Penso anche che mi farebbe strano avere un fidanzato dopo cosi tanto tempo. Combattuta tra la paura di affezionarmi a qualcuno e la voglia di farlo.

L’INDECISIONE .

19’03’19

Sono le 2.25 di notte. Non riesco a dormire. Nella testa sono partiti come sempre,come un fiume,i mille pensieri e i mille dubbi che da sempre mi opprimono, come una grande onda che si infrange contro un facciata di una casa a picco sul mare.

Il futuro spaventa. Ragazza di 23 anni nel limbo tra la vita di ragazza spensierata che pensa a divertirsi,alle discoteche e ai ragazzi,e ragazza già adulta con un obbiettivo preciso e una vita possibilmente tranquilla,con già un ragazzo stabile. Non che sia una nullafacente,lavoro da quando ho 16 anni,mentre studiavo,prendevo ordini in una pizzeria d’asporto egiziana insieme a Jhonny e Gamal:uno magro e sveglio,sulla trentina; l’altro alto, massiccio,un po’ ‘tonto’ ma non stupido,che parla sempre velocissimo e non si capisce nulla. Ci sono stata per 3/4 anni,dopodiché dopo essermi diplomata ho iniziato a lavorare in un bar gelateria,un posto famigliare,fresco e luminoso. Devo dire che ho passato forse i miei 3 anni e mezzo più belli fin ora,annesse a parecchie sbronze (e che sbronze). Decisi di licenziarmi,ne avevo bisogno,cambiare aria,conoscere gente nuova. Partii per la stagione invernale a Sauze d’Oulx in uno chalet. Un posto magico circondato dal bosco e montagne innevate. Non andò bene ed eccomi qua,da un mese con un nuovo lavoro in un pub,dove sono tutti pazzi. Ma mi piace per ora.

Invece grazie alla mia forse troppa intelligenza e razionalità,o forse più semplicemente alle idee diverse ,anarchiche ed egoiste,mi ritrovo in una condizione di instabilità: il lavoro che ho scelto sarà quello giusto?,mi stuferó o impazziró insultando il mio titolare pazzo? Beh anche se succede un altro lavoro lo trovo,sono giovane,carina e ambiziosa. Ma tra qualche anno se mi stuferó di ascoltare tutti i cazzi della gente,di sorridere e parlare anche se non ne ho voglia? Magari sarà troppo tardi. Anche se si dice che ‘non è mai troppo tardi’ ,sarà davvero così ? E troverò mai un ragazzo che sia strano quanto me,semplice, che vuole viversi la vita?

FORSE.

28’02’19

Stavo passeggiando con il mio cane Lilly,ascoltando come sempre la musica e viaggiando con lei. Svolto l’angolo e vedo con mio grande stupore,come se alla fine fosse una cosa strana, un nonno che sta aiutando il nipote ad andare in bicicletta. Mi si illuminano gli occhi. In quel semplice e piccolo gesto ho visto i valori,l’umanità che di questi tempi,a causa della vita impostata e degli smartphone,sono andati un po’ perduti.
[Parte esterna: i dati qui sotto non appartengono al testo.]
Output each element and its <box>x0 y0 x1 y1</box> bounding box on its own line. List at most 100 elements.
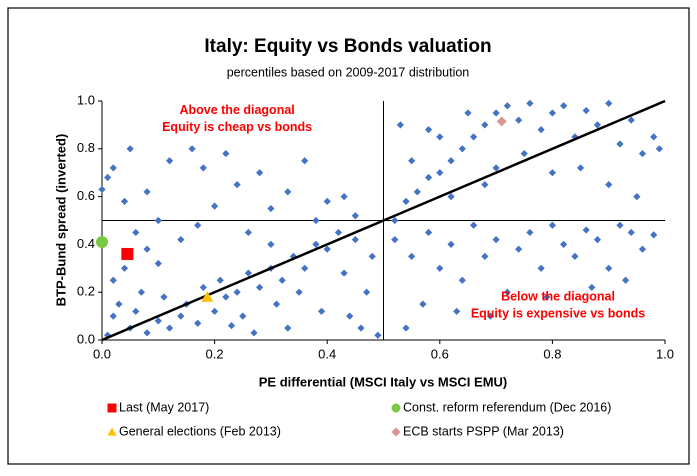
scatter-point <box>165 157 174 165</box>
scatter-point <box>194 221 202 229</box>
scatter-point <box>165 324 174 332</box>
scatter-point <box>503 102 511 110</box>
y-tick-label: 0.8 <box>77 140 95 155</box>
scatter-point <box>402 197 410 205</box>
scatter-point <box>526 228 534 237</box>
scatter-point <box>419 300 427 308</box>
scatter-point <box>323 197 331 205</box>
scatter-point <box>464 109 472 117</box>
scatter-point <box>543 293 551 301</box>
scatter-point <box>301 157 309 165</box>
y-axis-label: BTP-Bund spread (inverted) <box>53 134 68 307</box>
scatter-point <box>233 288 241 296</box>
scatter-point <box>244 228 252 237</box>
scatter-point <box>593 121 602 129</box>
scatter-point <box>109 276 117 284</box>
scatter-point <box>137 288 146 296</box>
legend-marker <box>391 427 401 437</box>
scatter-point <box>244 269 252 277</box>
scatter-point <box>436 169 444 177</box>
scatter-point <box>576 164 585 172</box>
scatter-point <box>312 216 320 225</box>
scatter-point <box>447 193 455 201</box>
scatter-point <box>250 329 258 337</box>
scatter-point <box>458 276 466 284</box>
scatter-point <box>374 331 382 339</box>
scatter-point <box>199 283 207 292</box>
scatter-point <box>447 240 455 248</box>
scatter-point <box>492 236 500 244</box>
scatter-point <box>104 331 112 339</box>
scatter-point <box>346 312 354 320</box>
scatter-point <box>160 293 168 301</box>
scatter-point <box>486 312 495 320</box>
y-tick-label: 0.4 <box>77 236 95 251</box>
scatter-point <box>469 133 478 141</box>
scatter-point <box>515 245 523 253</box>
scatter-point <box>453 307 461 315</box>
scatter-point <box>109 164 117 172</box>
scatter-point <box>424 228 433 237</box>
scatter-point <box>520 149 528 158</box>
scatter-point <box>469 221 478 229</box>
scatter-point <box>132 228 140 237</box>
scatter-point <box>120 264 129 272</box>
annotation: Equity is expensive vs bonds <box>471 306 645 320</box>
x-tick-label: 0.2 <box>206 346 224 361</box>
scatter-point <box>351 212 359 220</box>
highlight-point <box>496 116 507 127</box>
scatter-point <box>154 259 162 268</box>
legend-label: Last (May 2017) <box>119 400 209 414</box>
scatter-point <box>424 126 433 134</box>
scatter-point <box>481 181 489 189</box>
scatter-point <box>368 252 376 260</box>
chart-title: Italy: Equity vs Bonds valuation <box>204 36 491 57</box>
scatter-point <box>458 145 466 153</box>
scatter-point <box>154 216 162 225</box>
scatter-point <box>317 307 326 315</box>
y-tick-label: 0.0 <box>77 331 95 346</box>
scatter-point <box>233 181 241 189</box>
x-tick-label: 0.6 <box>431 346 449 361</box>
scatter-point <box>98 185 106 194</box>
scatter-point <box>272 300 281 308</box>
annotation: Above the diagonal <box>179 103 294 117</box>
scatter-point <box>633 193 641 201</box>
scatter-point <box>143 188 151 196</box>
scatter-point <box>548 109 556 117</box>
scatter-point <box>323 245 331 253</box>
scatter-point <box>650 133 658 141</box>
scatter-point <box>351 236 359 244</box>
scatter-point <box>312 240 320 248</box>
scatter-point <box>278 276 286 284</box>
legend-label: General elections (Feb 2013) <box>119 424 281 438</box>
scatter-point <box>284 324 292 332</box>
scatter-point <box>548 221 556 229</box>
scatter-point <box>132 307 140 315</box>
scatter-point <box>481 252 489 260</box>
scatter-point <box>588 283 596 292</box>
scatter-point <box>616 140 624 148</box>
scatter-point <box>627 116 635 124</box>
scatter-point <box>289 252 298 260</box>
scatter-point <box>638 149 647 158</box>
scatter-point <box>177 312 185 320</box>
x-tick-label: 1.0 <box>656 346 674 361</box>
scatter-point <box>593 236 602 244</box>
scatter-point <box>256 283 264 292</box>
legend-marker <box>107 403 117 413</box>
scatter-point <box>413 188 421 196</box>
scatter-point <box>582 226 590 234</box>
scatter-point <box>222 293 230 301</box>
scatter-point <box>391 216 399 225</box>
annotation: Below the diagonal <box>501 289 615 303</box>
legend-label: ECB starts PSPP (Mar 2013) <box>403 424 564 438</box>
scatter-point <box>177 236 185 244</box>
chart-subtitle: percentiles based on 2009-2017 distribut… <box>227 65 470 79</box>
scatter-point <box>126 145 134 153</box>
scatter-point <box>194 319 202 327</box>
scatter-point <box>334 228 343 237</box>
scatter-point <box>571 252 579 260</box>
highlight-point <box>121 247 134 260</box>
Sì perché mi sale la tristezza vedere foto di scolari in gita tutti con la testa abbassata su i cellulari,poco dialogo,due bambini che giocavamo in giardino ma si fermano e prendono i cellulari.. Bambini.

Adolescenza

Che poi alla fine ne esco un po’ più pazza ogni volta, un po’ piú vuota,come se ogni volta si staccasse quel che pensi sia l’ultimo pezzo di sensibilità,e pensi:”ora più niente e nessuno potrà farmi del male”; il che è vero ma non è una delle migliori cose che potrebbero succederti. Anzi,delle volte ho il rimpianto di non essere come le persone “normali”,ma d’altro conto così si soffre meno,e viene in automatico dopo le continue torture,i troppi rimpianti.

Oggi infatti c’è stata un’eccezione, forse perché era arrivato il momento di vomitare tutto il marcio che si era accumulato al mio interno; meglio così altrimenti c’era il rischio che marcisse dentro.

Le lacrime scendono calde sulle guance fresche,come se volessero accarezzarti e consolarti. La solitudine effettivamente si fa sentire ,le uniche compagne sono loro,le lacrime. Si arriverà ad un certo punto,lo so, che anche loro ti abbandoneranno,ma già lí sarà troppo tardi: sarai ridotto ad essere un vegetale apatico e ti isolerai ancor di più. Tutti noi siamo più soli di quanto pensiamo. Soprattutto per chi, come me,la famiglia l’ha trovata negli amici, a causa di un padre che mai c’è stato e una madre che non ha mai cercato di capire e quindi rispettare le mie problematiche adolescenziali. Crescendo da sola,un’osservatrice come me non può far altro che assimilare comportamenti e atteggiamenti da soggetti diversi,coloro che mi stavano attorno. Non senti mai il dolore e così ti autoconvinci che va tutto bene,ma poi quando il vaso trabocca,esce un fiume impazzito,gorgogliante, e succede il peggio: pensi che forse la tua vita è meglio finisca piuttosto che essere così. Ti senti una nullità,sopravvale l’insicurezza e ti senti una persona senza capacità. Nonostante ce la metta tutta evidentemente non riesco a raggiungere i miei obbiettivi. O per lo meno mia madre crede e mi vuole far credere che sia così. Solitamente sono abbastanza sicura di me stessa ,ma ultimamente il culmine delle frustrazioni e della depressione di mia madre ha portato la mia autostima a risentirne,ragazza fragile. A dirla tutta,poi, le brutte parole che mia mamma riversa sugli altri,non sono altro che i suoi problemi che la attanagliano; è il suo sfogo denigrare le persone che le stanno vicino. Sono persone,secondo me , frustrate ed egoiste.

Sarà che sono diventata pazza? O lo stress? O forse lo sono sempre stata,un po’ matta,ho sempre avuto queste botte di infelicità acute.. troppo o nulla,su tutto. Non conosco vie di mezzo: o ti do tutto o niente,o bevo tanto fino a non ricordare o star male o non tocco alcool,o sono silenziosa o logorroica ; sempre solare ma dentro di me a volte euforica e piena di vita,a volte morta. Sono un po’ come i vampiri : vivo la notte, dormo di giorno. Anche la concentrazione da il meglio di sé la sera, infatti studiavo sempre dal crepuscolo in poi.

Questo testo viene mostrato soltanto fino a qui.